A América Latina está repleta de tais
exemplos trágicos. O mais
notável é o da Argentina, que há três quartos de século era um país do
Primeiro Mundo, próspero, culto, aberto, com um sistema educacional modelar e
que, subitamente, tomada pela febre peronista, decidiu retroceder e se
arruinar, uma longa agonia que, sustentada por sucessivos golpes militares e
uma homérica persistência no erro de seus eleitores, ainda se mantém. Esperemos
que algum dia os deuses ou o acaso devolvam a sensatez e a lucidez à terra de
Sarmiento e Borges.
Outro caso emblemático de haraquiri político é o da
Venezuela. Tinha uma democracia imperfeita, é certo, mas real, com imprensa
livre, eleições legítimas, partidos políticos diversos, e, mal e mal, o país
progredia. Lamentavelmente, abundavam a corrupção e o desperdício, e isso levou
a maioria dos venezuelanos a descrer da democracia e confiar sua sorte a um
caudilho messiânico: o comandante Hugo Chávez. Tiveram oito vezes a chance de
corrigir seu erro, mas não o fizeram, votando de novo e de novo em um regime
que os conduzia ao precipício. Hoje pagam caro por sua cegueira. A ditadura é
uma realidade asfixiante, fechou emissoras de televisão, rádios e jornais,
encheu as prisões de dissidentes, multiplicou a corrupção a extremos
vertiginosos – um dos principais dirigentes militares do regime comanda o
narcotráfico, o único setor que floresce num país no qual a economia afundou e
a pobreza triplicou —, e as instituições, dos juízes ao Conselho Nacional
Eleitoral, servem ao poder. Apesar de haver uma significativa maioria dos
venezuelanos que quer voltar à liberdade, não será fácil: o Governo de Maduro
demonstrou que, embora inepto para tudo mais, na hora de fraudar eleições e de
encarcerar, torturar e assassinar opositores suas mãos não tremem.

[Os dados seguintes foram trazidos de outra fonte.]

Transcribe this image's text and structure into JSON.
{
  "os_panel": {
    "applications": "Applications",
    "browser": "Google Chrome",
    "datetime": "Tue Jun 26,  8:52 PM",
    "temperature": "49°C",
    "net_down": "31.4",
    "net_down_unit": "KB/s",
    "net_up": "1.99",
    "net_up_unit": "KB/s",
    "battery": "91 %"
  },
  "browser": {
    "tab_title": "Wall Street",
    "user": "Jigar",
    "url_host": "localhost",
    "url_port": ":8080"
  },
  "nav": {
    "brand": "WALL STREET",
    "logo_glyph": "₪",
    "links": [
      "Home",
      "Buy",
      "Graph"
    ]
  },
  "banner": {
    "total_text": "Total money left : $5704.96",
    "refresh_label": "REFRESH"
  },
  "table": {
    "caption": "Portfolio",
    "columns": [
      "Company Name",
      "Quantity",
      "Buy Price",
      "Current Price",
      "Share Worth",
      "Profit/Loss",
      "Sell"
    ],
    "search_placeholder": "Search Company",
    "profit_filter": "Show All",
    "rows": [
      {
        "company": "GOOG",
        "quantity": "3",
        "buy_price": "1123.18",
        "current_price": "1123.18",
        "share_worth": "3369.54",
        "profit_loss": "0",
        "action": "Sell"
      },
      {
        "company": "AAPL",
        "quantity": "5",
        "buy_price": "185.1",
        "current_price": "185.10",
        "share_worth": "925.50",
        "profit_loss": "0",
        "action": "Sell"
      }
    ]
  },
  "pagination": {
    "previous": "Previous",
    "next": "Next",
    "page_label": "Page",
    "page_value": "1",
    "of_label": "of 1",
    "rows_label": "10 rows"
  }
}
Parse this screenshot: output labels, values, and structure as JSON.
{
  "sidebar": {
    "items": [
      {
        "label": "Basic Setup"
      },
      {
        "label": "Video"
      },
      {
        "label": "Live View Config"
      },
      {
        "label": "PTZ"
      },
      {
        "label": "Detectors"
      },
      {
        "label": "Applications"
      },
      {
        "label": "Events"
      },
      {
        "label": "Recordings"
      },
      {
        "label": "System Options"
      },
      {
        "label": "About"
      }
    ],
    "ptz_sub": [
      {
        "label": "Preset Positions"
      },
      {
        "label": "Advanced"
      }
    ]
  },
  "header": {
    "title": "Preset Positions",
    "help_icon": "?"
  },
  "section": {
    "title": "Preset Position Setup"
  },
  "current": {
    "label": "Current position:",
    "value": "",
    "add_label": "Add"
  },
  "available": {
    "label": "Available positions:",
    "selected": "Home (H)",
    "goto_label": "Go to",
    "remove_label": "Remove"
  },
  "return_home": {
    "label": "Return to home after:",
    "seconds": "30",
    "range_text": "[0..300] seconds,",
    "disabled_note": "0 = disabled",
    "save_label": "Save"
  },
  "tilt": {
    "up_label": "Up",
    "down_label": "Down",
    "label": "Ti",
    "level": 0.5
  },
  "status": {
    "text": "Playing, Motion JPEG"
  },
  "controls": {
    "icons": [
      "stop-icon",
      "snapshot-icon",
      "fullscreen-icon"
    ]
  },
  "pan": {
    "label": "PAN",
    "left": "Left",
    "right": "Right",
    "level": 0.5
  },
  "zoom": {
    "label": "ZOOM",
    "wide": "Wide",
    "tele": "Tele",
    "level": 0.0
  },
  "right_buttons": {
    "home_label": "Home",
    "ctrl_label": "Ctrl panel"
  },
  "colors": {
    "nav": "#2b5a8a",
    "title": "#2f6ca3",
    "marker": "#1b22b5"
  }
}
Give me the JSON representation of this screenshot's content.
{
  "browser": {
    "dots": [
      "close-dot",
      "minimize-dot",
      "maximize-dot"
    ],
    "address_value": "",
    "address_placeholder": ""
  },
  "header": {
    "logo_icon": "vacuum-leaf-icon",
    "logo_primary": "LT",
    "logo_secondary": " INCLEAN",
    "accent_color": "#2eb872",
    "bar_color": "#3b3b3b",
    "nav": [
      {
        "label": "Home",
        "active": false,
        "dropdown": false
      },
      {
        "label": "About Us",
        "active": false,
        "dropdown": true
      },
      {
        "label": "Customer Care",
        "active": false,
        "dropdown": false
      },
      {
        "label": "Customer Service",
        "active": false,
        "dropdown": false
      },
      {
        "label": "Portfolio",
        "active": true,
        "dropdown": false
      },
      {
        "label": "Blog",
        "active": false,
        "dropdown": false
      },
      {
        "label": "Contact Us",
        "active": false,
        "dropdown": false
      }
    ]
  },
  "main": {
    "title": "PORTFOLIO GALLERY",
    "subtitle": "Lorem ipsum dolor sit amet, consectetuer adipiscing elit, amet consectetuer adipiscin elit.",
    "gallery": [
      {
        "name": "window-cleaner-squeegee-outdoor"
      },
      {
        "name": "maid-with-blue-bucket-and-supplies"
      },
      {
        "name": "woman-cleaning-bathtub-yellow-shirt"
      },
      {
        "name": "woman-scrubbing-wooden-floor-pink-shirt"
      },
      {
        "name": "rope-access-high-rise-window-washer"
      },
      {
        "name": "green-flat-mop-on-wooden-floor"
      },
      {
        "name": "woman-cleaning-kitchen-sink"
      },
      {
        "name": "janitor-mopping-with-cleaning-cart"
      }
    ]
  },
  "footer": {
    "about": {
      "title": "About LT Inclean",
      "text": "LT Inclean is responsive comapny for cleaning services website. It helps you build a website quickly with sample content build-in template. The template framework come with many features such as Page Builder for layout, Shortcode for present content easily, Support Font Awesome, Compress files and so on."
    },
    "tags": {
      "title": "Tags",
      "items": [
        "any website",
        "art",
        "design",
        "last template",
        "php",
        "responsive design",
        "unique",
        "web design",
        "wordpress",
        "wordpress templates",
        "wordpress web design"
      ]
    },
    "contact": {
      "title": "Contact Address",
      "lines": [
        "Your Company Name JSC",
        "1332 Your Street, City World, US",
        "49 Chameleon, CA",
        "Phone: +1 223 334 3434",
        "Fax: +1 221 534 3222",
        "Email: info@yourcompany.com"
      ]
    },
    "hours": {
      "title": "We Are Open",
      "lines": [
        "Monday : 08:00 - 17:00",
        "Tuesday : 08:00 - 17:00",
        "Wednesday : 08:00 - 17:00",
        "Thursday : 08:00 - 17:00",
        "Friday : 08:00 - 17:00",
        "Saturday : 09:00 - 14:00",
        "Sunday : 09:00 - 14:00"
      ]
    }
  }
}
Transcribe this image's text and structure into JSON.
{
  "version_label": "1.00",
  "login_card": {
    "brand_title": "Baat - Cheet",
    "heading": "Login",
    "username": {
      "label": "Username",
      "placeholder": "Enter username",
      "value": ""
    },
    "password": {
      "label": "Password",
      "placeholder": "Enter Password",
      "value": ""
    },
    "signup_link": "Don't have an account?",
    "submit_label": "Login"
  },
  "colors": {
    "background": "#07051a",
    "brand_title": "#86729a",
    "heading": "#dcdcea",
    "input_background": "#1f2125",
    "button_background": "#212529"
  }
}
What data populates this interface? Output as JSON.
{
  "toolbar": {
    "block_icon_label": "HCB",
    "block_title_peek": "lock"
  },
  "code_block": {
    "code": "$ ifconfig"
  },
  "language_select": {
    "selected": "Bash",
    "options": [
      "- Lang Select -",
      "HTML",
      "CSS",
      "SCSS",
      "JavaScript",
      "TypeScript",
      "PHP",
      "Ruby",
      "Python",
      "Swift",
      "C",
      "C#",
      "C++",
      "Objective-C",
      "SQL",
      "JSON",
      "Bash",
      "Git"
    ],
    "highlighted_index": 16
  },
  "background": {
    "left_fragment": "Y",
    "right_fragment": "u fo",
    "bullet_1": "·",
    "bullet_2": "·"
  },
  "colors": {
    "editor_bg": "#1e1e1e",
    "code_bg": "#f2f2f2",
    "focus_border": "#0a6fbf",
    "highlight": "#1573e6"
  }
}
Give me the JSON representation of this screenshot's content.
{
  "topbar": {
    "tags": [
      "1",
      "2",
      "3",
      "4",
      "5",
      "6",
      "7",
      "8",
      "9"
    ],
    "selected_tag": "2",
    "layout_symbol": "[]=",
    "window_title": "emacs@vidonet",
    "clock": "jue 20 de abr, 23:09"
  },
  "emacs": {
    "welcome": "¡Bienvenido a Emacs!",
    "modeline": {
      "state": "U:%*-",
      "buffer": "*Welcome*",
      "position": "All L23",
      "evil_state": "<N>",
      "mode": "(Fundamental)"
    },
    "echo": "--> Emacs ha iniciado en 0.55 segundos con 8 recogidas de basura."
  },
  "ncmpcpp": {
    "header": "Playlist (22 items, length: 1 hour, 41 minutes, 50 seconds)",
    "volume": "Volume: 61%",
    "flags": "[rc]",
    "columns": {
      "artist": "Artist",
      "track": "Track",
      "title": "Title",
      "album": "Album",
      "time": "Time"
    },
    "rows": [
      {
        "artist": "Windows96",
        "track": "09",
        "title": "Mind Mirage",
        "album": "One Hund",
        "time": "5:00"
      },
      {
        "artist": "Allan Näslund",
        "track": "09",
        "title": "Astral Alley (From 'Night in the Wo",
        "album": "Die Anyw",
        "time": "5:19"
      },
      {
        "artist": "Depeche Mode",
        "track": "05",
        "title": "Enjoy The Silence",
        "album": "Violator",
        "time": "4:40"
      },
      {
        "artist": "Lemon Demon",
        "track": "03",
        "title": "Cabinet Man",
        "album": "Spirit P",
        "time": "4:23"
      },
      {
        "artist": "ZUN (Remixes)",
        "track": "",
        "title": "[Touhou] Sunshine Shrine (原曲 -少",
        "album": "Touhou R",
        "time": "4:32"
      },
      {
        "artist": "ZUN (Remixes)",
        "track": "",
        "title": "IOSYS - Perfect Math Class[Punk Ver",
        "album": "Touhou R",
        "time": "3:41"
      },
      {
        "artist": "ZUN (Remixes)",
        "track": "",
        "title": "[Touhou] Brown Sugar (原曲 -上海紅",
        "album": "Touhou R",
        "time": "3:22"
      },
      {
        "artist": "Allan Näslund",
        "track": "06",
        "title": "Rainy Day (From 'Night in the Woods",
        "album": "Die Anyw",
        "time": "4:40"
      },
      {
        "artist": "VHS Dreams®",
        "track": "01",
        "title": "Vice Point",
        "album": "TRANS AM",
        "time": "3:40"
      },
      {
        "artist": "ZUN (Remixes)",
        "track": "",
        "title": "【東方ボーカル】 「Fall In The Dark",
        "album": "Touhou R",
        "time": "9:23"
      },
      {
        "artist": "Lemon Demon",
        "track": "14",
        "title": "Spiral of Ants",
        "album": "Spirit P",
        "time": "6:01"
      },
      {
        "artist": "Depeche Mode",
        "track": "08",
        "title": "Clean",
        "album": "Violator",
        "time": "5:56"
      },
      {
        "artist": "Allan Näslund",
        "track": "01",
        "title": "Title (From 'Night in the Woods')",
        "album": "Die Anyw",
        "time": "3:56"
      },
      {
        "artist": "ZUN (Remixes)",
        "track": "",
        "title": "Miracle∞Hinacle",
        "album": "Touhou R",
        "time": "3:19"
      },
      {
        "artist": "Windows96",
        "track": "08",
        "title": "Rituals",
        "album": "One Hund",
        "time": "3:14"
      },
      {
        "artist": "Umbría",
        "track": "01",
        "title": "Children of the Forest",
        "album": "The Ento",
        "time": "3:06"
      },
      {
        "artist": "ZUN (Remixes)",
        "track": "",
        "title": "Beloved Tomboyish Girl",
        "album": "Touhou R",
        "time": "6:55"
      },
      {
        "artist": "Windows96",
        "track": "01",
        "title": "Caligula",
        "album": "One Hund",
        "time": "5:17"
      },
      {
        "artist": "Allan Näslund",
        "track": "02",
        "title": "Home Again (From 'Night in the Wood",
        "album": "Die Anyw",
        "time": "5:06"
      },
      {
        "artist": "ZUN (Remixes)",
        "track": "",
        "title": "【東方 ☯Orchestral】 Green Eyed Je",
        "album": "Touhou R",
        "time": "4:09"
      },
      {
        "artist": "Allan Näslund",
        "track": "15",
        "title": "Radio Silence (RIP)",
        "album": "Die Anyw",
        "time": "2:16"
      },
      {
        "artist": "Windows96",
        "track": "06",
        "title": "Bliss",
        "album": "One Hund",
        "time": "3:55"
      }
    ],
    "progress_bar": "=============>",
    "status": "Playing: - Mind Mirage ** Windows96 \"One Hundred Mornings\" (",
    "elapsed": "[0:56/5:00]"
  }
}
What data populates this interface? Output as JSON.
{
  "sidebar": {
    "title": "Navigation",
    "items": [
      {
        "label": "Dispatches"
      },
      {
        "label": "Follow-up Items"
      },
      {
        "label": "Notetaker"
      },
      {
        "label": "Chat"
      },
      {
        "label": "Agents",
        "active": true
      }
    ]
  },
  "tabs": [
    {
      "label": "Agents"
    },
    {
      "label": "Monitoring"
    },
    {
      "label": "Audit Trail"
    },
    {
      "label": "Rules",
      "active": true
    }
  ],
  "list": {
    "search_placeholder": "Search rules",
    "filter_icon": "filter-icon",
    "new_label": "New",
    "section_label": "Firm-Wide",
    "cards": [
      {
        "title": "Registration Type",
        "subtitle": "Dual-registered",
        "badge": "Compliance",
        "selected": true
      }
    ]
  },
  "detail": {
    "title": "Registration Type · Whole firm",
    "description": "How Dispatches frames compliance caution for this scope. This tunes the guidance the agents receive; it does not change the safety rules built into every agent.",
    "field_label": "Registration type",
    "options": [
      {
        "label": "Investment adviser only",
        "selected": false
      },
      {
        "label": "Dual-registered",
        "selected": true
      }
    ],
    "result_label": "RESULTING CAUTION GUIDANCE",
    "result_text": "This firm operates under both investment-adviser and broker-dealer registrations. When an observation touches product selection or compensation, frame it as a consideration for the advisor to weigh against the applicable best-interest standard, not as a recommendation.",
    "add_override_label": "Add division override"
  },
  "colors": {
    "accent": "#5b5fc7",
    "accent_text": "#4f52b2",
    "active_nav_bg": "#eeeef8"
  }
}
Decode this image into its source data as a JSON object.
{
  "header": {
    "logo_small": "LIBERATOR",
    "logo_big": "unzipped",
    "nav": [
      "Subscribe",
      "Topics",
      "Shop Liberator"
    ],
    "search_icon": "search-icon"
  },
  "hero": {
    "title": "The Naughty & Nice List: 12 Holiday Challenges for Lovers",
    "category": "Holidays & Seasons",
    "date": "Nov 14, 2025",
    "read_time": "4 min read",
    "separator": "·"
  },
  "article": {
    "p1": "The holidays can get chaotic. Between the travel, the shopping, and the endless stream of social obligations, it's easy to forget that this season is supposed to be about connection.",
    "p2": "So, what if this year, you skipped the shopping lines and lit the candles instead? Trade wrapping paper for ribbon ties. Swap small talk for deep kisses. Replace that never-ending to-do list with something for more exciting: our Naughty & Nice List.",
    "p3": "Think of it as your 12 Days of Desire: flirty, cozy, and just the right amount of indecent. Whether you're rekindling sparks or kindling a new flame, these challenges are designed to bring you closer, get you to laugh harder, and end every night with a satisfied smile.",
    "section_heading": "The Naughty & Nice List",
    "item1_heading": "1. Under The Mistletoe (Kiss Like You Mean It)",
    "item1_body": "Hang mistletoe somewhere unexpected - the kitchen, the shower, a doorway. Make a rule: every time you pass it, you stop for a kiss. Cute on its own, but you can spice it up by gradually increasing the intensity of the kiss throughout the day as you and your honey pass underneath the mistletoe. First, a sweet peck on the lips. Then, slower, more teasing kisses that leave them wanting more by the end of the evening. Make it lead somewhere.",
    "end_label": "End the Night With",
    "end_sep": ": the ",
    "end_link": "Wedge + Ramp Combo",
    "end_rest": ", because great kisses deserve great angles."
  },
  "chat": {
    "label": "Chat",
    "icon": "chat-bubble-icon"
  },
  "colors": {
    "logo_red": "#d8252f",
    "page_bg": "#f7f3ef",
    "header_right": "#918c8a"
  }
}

O haraquiri não é uma especialidade
terceiro-mundista; também a civilizada Europa o pratica, de tempos em tempos.
Hitler e Mussolini chegaram ao poder por vias legais, e bom número de países
centro-europeus se jogou nos braços de Stálin sem grandes escrúpulos. O caso
mais recente parece ser o da Grécia, que, em eleições livres, acaba de levar ao
poder – com 36% dos votos – o Syriza, um partido demagógico e populista de
extrema-esquerda, que se aliou para governar com uma pequena organização de
direita ultranacionalista e antieuropeia. O Syriza prometeu aos gregos uma
revolução e o paraíso. No catastrófico estado em que se encontra o país que
foi o berço da democracia e da cultura ocidental, talvez seja compreensível
essa catarse sombria do eleitorado grego. Só que, em vez de superar as pragas
que o assolam, elas poderão recrudescer agora se o novo Governo se empenhar em
pôr em prática o que ofereceu a seus eleitores.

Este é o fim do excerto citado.